Мимо нас проезжает кабриолет, запряженный четверкой лошадей. Вытягиваемся по стойке «смирно» и отдаем воинское приветствие. Генерал с моноклем в глазу небрежно кивает нам. Затем подзывает нас и спускается на землю. Неприятным голосом генерал спрашивает, почему плохо приветствуем его. Мы объясняем, что еще не научились правильно делать это. Когда он узнает, что мы — призывники 1928 года рождения, то называет нас последней надеждой Германии. Мы должны своими телами закрыть дорогу ордам наступающих большевистских варваров.

«Так точно!» — отвечаем мы. После этого генерал удаляется. Мы же медленно идем дальше. В стойлах мычат коровы в ожидании дойки. В свинарнике резвятся свиньи и поросята. Мы видим побитое временем древнее строение. Это амбар. Читаем дату — 1530 год. Когда-то здесь была церковь, но службы в ней не проводятся с 1920-х годов[38].

Полный картошки котел стоит перед входом в наш блиндаж. При помощи нескольких товарищей затаскиваем его внутрь. За время нашего отсутствия новое жилище расчистили и привели в полный порядок.

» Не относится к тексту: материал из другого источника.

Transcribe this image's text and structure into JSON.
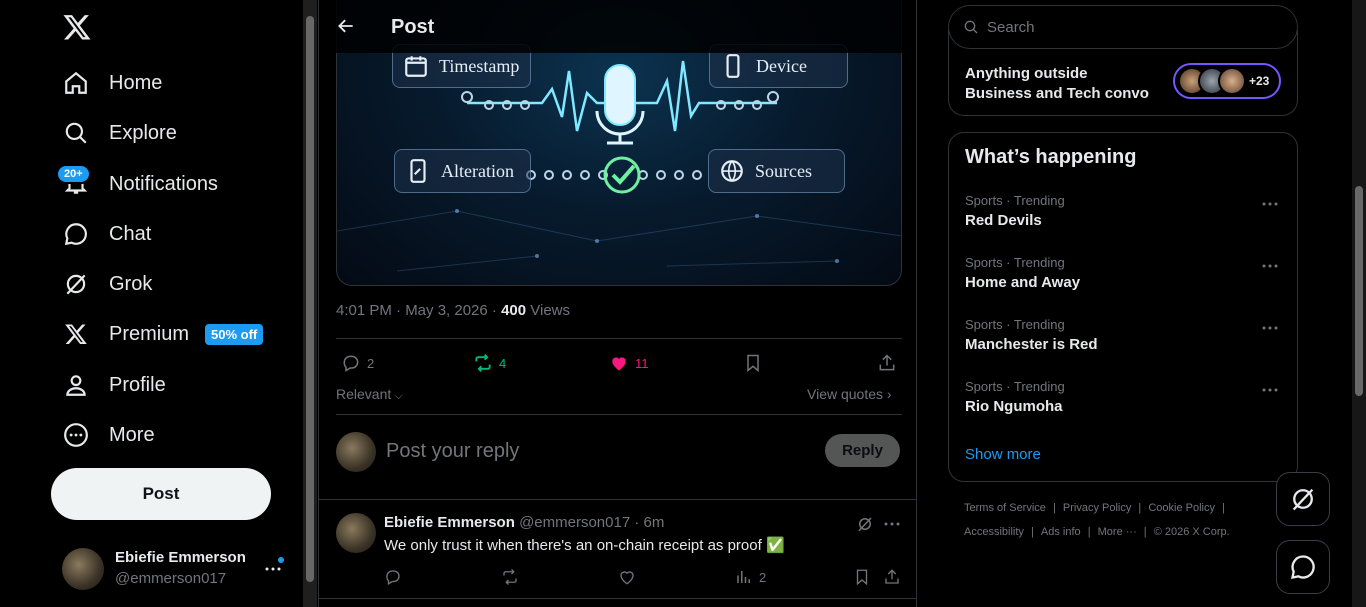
{
  "nav": {
    "home": "Home",
    "explore": "Explore",
    "notifications": "Notifications",
    "notifications_badge": "20+",
    "chat": "Chat",
    "grok": "Grok",
    "premium": "Premium",
    "premium_badge": "50% off",
    "profile": "Profile",
    "more": "More",
    "post_button": "Post"
  },
  "account": {
    "name": "Ebiefie Emmerson",
    "handle": "@emmerson017"
  },
  "header": {
    "title": "Post"
  },
  "media": {
    "chips": [
      "Timestamp",
      "Device",
      "Alteration",
      "Sources"
    ]
  },
  "post": {
    "time": "4:01 PM · May 3, 2026 · ",
    "views_count": "400",
    "views_label": " Views",
    "replies": "2",
    "reposts": "4",
    "likes": "11"
  },
  "sort": {
    "relevant": "Relevant",
    "view_quotes": "View quotes"
  },
  "compose": {
    "placeholder": "Post your reply",
    "reply_button": "Reply"
  },
  "reply": {
    "name": "Ebiefie Emmerson",
    "handle_time": "@emmerson017 · 6m",
    "text": "We only trust it when there's an on-chain receipt as proof ✅",
    "views": "2"
  },
  "search": {
    "placeholder": "Search"
  },
  "community": {
    "title_line1": "Anything outside",
    "title_line2": "Business and Tech convo",
    "member_count": "+23"
  },
  "happening": {
    "title": "What’s happening",
    "trends": [
      {
        "category": "Sports · Trending",
        "name": "Red Devils"
      },
      {
        "category": "Sports · Trending",
        "name": "Home and Away"
      },
      {
        "category": "Sports · Trending",
        "name": "Manchester is Red"
      },
      {
        "category": "Sports · Trending",
        "name": "Rio Ngumoha"
      }
    ],
    "show_more": "Show more"
  },
  "footer": {
    "terms": "Terms of Service",
    "privacy": "Privacy Policy",
    "cookie": "Cookie Policy",
    "accessibility": "Accessibility",
    "ads": "Ads info",
    "more": "More ···",
    "copyright": "© 2026 X Corp."
  },
  "colors": {
    "accent": "#1d9bf0",
    "like": "#f91880",
    "repost": "#00ba7c",
    "text_secondary": "#71767b"
  }
}
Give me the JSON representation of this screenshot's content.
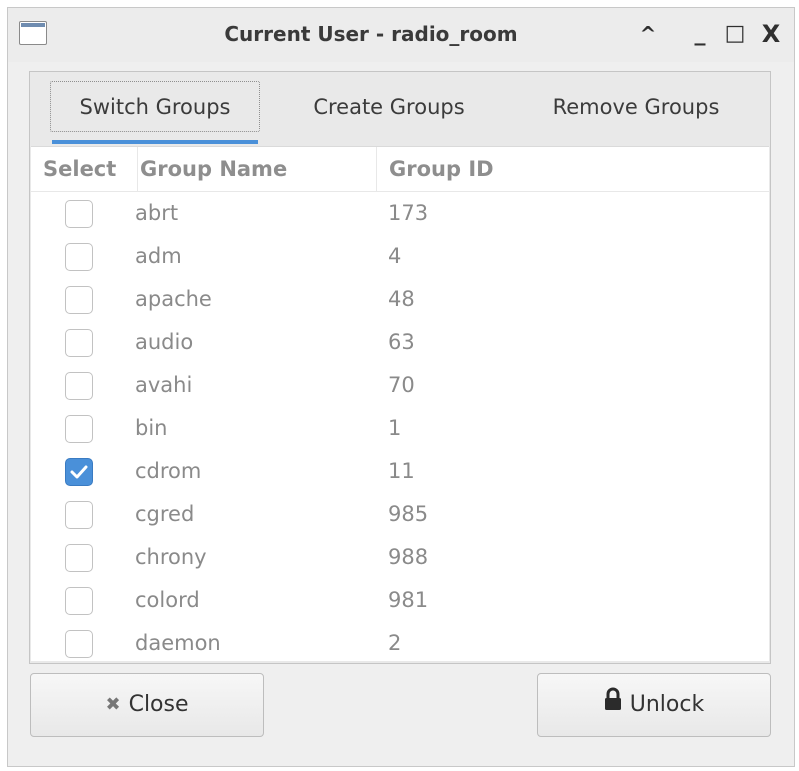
{
  "window": {
    "title": "Current User - radio_room",
    "controls": {
      "shade": "^",
      "minimize": "_",
      "maximize": "□",
      "close": "X"
    }
  },
  "tabs": [
    {
      "label": "Switch Groups",
      "active": true
    },
    {
      "label": "Create Groups",
      "active": false
    },
    {
      "label": "Remove Groups",
      "active": false
    }
  ],
  "table": {
    "columns": [
      "Select",
      "Group Name",
      "Group ID"
    ],
    "rows": [
      {
        "name": "abrt",
        "gid": "173",
        "checked": false
      },
      {
        "name": "adm",
        "gid": "4",
        "checked": false
      },
      {
        "name": "apache",
        "gid": "48",
        "checked": false
      },
      {
        "name": "audio",
        "gid": "63",
        "checked": false
      },
      {
        "name": "avahi",
        "gid": "70",
        "checked": false
      },
      {
        "name": "bin",
        "gid": "1",
        "checked": false
      },
      {
        "name": "cdrom",
        "gid": "11",
        "checked": true
      },
      {
        "name": "cgred",
        "gid": "985",
        "checked": false
      },
      {
        "name": "chrony",
        "gid": "988",
        "checked": false
      },
      {
        "name": "colord",
        "gid": "981",
        "checked": false
      },
      {
        "name": "daemon",
        "gid": "2",
        "checked": false
      }
    ]
  },
  "buttons": {
    "close": {
      "label": "Close",
      "icon": "close-x-icon"
    },
    "unlock": {
      "label": "Unlock",
      "icon": "lock-icon"
    }
  },
  "colors": {
    "accent": "#4a90d9"
  }
}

Унтер-офицер проходит вместе с нами по траншеям и указывает нам наши отдельные позиции, которые мы должны занять, если дело примет серьезный оборот. Мне указано место возле дороги. У нас по-прежнему нет оружия, лишь по две гранаты без запалов.

Пора идти на командный пункт за обедом. На этот раз расстояние больше, чем на прежнем месте. Пожалуй, у нас не будет возможности вернуться в блиндаж во время обеденного перерыва. Штрошн вместе с Вегнером остаются варить картошку.

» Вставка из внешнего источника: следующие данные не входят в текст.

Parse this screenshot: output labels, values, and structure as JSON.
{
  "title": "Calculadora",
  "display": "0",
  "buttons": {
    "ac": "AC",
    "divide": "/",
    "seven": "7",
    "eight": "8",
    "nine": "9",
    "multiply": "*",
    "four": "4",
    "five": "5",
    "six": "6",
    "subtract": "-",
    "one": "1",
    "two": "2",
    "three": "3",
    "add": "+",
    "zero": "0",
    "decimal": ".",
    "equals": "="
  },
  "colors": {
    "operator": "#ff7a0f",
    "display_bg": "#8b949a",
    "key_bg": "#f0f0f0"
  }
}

На командном пункте дует сильный ветер. Эрих, бывший корабельный кок, занялся кухней и приготовил для нас прекрасный обед. Он говорит, что сварил суп из целого поросенка. Об этом свидетельствуют крупные капли жира и куски мяса, плавающие на поверхности супа.

Днем мы снова на полях, учимся обращаться с винтовкой и пулеметом. Чувствую, что кое-какие навыки уже приобрел. Около пяти часов возвращаемся в блиндаж и целый час посвящаем чистке мундиров и оружия. Вычищаю оружие нашего унтер-офицера, затем принимаюсь стирать свои носки. Один из них штопаю, потому что в нем образовалась дырка размером с кулак. Поскольку на мне сапоги, этого никто не видит. Кипячу воду на печке. Затем мы с Штрошном моемся. Это жизненно необходимо, потому что мы спим одетыми.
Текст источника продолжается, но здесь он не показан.